Breaking down adoption barriers
Until now, the basic challenge with traditional tokenization has been performance. AI requires a scale and speed that’s unprecedented. That's certainly one of the most important challenges Capital One addresses with Databolt, its vaultless tokenization solution, which may produce as much as 4 million tokens per second.
"Capital One has undergone tokenization for greater than a decade. We began doing it because we’re serving our 100 million banking customers. We would like to guard that sensitive data," Raghu said. "We’ve eaten our own pet food with our internal tokenization capability, over 100 billion times a month. We’ve taken that know-how and that capability, scale, and speed, and innovated in order that the world can leverage it, in order that it’s a industrial offering."

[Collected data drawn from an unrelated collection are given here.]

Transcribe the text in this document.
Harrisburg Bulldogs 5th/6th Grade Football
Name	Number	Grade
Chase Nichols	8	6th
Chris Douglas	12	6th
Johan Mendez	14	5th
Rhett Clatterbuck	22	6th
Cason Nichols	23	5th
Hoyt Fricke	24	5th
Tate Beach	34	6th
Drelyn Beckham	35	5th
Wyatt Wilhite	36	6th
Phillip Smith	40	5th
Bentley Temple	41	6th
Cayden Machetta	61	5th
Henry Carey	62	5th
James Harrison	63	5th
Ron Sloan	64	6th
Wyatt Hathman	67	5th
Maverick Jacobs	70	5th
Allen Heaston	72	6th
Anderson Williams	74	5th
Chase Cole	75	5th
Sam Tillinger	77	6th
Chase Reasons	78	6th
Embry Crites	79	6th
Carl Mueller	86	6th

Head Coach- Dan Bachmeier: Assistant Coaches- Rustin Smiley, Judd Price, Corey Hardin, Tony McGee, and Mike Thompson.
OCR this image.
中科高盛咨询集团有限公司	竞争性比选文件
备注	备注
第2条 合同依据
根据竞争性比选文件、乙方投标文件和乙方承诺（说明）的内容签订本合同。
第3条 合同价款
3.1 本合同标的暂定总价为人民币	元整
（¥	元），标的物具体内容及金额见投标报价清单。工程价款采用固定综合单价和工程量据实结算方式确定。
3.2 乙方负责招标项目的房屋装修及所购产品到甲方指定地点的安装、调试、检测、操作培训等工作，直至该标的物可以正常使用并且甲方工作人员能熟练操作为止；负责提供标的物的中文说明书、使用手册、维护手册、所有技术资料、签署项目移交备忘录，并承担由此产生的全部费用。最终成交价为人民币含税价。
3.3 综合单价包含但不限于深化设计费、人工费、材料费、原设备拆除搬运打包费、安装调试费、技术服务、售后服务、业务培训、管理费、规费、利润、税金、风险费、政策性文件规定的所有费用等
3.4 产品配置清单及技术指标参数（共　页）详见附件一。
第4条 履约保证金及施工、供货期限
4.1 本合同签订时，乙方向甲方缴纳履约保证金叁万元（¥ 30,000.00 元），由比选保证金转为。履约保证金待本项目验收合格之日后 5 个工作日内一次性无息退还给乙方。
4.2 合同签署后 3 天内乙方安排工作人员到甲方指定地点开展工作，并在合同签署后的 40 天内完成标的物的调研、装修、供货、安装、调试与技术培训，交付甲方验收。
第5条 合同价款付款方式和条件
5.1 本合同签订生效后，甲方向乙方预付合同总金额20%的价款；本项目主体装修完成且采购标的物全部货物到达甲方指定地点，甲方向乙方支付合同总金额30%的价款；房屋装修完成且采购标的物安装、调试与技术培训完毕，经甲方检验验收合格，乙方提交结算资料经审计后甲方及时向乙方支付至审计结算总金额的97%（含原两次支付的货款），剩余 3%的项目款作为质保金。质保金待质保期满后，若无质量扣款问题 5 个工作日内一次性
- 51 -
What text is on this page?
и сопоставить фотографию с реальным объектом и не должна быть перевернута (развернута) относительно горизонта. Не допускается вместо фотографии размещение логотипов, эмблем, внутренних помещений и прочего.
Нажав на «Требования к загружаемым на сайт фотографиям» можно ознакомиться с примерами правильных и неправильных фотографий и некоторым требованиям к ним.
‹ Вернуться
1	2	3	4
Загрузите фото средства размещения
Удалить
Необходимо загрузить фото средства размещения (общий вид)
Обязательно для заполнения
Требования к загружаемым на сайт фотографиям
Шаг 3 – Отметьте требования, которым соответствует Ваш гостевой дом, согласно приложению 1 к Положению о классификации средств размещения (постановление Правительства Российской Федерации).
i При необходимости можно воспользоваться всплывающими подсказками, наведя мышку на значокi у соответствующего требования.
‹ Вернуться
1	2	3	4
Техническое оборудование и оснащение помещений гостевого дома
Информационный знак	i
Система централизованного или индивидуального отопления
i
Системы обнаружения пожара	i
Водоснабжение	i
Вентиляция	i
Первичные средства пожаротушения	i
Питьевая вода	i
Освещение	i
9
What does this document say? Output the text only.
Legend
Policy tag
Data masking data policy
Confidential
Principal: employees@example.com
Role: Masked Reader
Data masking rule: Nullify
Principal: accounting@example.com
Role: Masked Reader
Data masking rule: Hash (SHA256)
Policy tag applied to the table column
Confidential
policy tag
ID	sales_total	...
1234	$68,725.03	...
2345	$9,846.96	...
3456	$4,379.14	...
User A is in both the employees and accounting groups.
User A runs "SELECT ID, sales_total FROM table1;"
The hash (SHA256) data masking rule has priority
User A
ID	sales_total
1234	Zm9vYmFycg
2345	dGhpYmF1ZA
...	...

Vaultless tokenization is a complicated type of tokenization that doesn’t require a central database (vault) to store token mappings. As an alternative, it uses mathematical algorithms, cryptographic techniques, and deterministic mapping to generate tokens dynamically.This approach is quicker, more scalable, and eliminates the safety risk related to managing a vault.
"We realized that for the size and speed demands that we had, we would have liked to construct out that capability ourselves," Raghu said. "We’ve been iterating constantly on ensuring that it could scale as much as a whole bunch of billions of operations a month. All of our innovation has been around constructing IP and capability to try this thing at a battle-tested scale inside our enterprise, for the aim of serving our customers."
While conventional tokenization methods can involve some complexity and decelerate operations, Databolt seamlessly integrates with encrypted data warehouses, allowing businesses to take care of robust security without slowing performance or operations. Tokenization occurs in the client’s environment, removing the necessity to communicate with an external network to perform tokenization operations, which may also slow performance.
"We consider that fundamentally, tokenization ought to be easy to adopt," Raghu said. "You need to find a way to secure your data in a short time and operate on the speed and scale and value needs that organizations have. I believe that’s been a critical barrier to date for the mass scale adoption of tokenization. In an AI world, that’s going to change into an enormous enabler."
Don't miss the entire conversation with Ravi Raghu, president, Capital One Software, here.